What's Up With The Endangerment Finding Litigation?
/Have you heard of the “Endangerment Finding” (EF)? You have if you have been reading this blog for any period of time.
The 2009 EF is likely the most consequential, expensive and destructive regulatory action ever put in place by the federal bureaucracy. In that action, EPA claimed to find that carbon dioxide and several other so-called “greenhouse gases” constitute a “danger” to human health and welfare. Using the EF as the predicate, the administrative state under the Obama and Biden presidencies implemented dozens of major regulations intended to transform the entire energy sector of the U.S. economy. Obama/Biden regulations based on the EF sought, for example, to force the closure of all fossil-fuel based power plants; to end the production of internal-combustion-based cars in favor of electric cars; to restrict drilling for oil and for natural gas; to halt construction of pipelines; and many, many other such things.

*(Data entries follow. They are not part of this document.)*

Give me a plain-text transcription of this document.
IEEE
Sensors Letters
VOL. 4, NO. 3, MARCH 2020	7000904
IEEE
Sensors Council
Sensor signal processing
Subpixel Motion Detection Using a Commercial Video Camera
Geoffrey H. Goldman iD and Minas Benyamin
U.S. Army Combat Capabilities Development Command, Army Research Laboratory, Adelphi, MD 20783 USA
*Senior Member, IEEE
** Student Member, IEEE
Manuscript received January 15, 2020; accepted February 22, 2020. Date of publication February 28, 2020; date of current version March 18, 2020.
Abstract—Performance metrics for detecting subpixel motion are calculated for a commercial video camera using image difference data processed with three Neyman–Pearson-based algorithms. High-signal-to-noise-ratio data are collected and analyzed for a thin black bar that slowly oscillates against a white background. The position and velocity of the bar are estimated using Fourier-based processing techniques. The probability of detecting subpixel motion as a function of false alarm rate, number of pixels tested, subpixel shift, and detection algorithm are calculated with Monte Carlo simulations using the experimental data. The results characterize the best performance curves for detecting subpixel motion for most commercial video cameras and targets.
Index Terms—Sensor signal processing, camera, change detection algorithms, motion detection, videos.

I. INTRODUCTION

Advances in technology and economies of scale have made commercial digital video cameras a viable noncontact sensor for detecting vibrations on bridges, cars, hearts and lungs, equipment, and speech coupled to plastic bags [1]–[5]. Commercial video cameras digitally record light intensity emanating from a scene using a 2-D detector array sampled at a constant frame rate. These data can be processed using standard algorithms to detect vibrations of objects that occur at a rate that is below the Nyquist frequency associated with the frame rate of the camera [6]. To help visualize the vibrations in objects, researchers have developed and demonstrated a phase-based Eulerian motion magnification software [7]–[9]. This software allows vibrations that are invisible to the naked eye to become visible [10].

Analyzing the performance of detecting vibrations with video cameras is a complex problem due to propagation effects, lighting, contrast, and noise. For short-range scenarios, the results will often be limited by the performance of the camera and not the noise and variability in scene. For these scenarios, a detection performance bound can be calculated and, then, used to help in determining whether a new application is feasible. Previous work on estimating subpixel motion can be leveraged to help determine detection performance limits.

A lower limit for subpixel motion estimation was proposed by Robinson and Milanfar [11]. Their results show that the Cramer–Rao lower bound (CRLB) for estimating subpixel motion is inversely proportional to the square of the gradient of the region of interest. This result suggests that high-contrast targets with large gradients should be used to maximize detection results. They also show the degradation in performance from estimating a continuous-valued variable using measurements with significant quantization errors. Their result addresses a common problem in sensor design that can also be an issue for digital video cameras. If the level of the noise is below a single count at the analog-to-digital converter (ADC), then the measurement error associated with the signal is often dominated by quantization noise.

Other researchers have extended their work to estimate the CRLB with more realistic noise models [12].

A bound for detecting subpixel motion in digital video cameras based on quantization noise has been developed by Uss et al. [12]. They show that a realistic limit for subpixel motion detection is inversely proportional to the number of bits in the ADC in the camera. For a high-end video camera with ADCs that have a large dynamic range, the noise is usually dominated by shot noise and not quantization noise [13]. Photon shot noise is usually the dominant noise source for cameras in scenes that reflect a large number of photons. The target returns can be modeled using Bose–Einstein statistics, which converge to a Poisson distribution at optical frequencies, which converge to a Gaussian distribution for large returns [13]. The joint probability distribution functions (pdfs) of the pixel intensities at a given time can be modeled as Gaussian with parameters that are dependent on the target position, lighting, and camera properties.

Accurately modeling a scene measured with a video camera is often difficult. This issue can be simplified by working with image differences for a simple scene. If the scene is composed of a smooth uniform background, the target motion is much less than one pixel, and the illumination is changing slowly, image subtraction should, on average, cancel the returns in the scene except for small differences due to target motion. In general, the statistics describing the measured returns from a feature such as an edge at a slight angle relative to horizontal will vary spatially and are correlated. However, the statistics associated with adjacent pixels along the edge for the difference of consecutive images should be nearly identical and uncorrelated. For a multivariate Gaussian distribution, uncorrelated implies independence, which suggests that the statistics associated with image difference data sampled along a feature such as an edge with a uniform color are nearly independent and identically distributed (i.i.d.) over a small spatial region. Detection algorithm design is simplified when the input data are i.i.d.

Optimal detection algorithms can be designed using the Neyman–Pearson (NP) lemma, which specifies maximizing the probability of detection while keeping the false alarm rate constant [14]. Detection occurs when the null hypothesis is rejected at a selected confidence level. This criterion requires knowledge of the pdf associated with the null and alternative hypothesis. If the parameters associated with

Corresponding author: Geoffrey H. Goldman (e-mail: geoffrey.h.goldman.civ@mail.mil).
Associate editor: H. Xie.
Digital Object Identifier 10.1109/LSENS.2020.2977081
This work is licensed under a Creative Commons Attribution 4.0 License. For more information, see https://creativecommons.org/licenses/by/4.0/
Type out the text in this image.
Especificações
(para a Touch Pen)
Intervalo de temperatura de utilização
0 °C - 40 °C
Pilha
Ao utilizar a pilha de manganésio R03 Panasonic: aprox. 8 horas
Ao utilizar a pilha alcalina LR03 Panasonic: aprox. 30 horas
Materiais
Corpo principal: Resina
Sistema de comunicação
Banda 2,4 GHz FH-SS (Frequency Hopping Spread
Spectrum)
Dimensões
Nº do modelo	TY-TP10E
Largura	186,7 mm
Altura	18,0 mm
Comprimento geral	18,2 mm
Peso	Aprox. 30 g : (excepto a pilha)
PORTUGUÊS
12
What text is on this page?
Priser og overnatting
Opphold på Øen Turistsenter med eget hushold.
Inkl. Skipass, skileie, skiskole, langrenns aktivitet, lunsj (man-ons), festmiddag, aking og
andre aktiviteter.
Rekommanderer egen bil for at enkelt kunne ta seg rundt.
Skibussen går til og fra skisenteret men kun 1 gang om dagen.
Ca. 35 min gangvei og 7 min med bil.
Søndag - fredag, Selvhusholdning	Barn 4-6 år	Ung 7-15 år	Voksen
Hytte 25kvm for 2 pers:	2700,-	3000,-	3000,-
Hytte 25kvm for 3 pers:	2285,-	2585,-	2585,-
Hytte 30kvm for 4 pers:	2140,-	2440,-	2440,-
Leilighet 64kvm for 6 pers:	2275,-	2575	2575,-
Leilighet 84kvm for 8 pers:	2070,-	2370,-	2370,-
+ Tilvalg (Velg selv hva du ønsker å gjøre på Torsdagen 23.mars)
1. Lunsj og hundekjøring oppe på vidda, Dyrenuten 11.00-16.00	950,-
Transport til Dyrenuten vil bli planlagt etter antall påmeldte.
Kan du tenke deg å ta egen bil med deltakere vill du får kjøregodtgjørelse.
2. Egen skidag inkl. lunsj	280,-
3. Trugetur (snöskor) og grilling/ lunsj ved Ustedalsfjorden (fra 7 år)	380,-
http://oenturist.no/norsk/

The total cost was heading well into the trillions when President Trump returned to office in 2025. One of Trump’s first day Executive Orders in his second term directed all agencies to “review” and then begin to “suspend, revise, or rescind” all agency actions “identified as unduly burdensome” to U.S. energy production. EPA promptly began a lengthy regulatory process to rescind the EF. The final rule doing away with the EF became final on February 13, 2026. I had a post reporting on the rescission on February 15.
If it withstands court challenges, the rescission of the EF is a death blow against the entire and vast climate grift industry. Obviously the rescission was going to unleash a tsunami of litigation.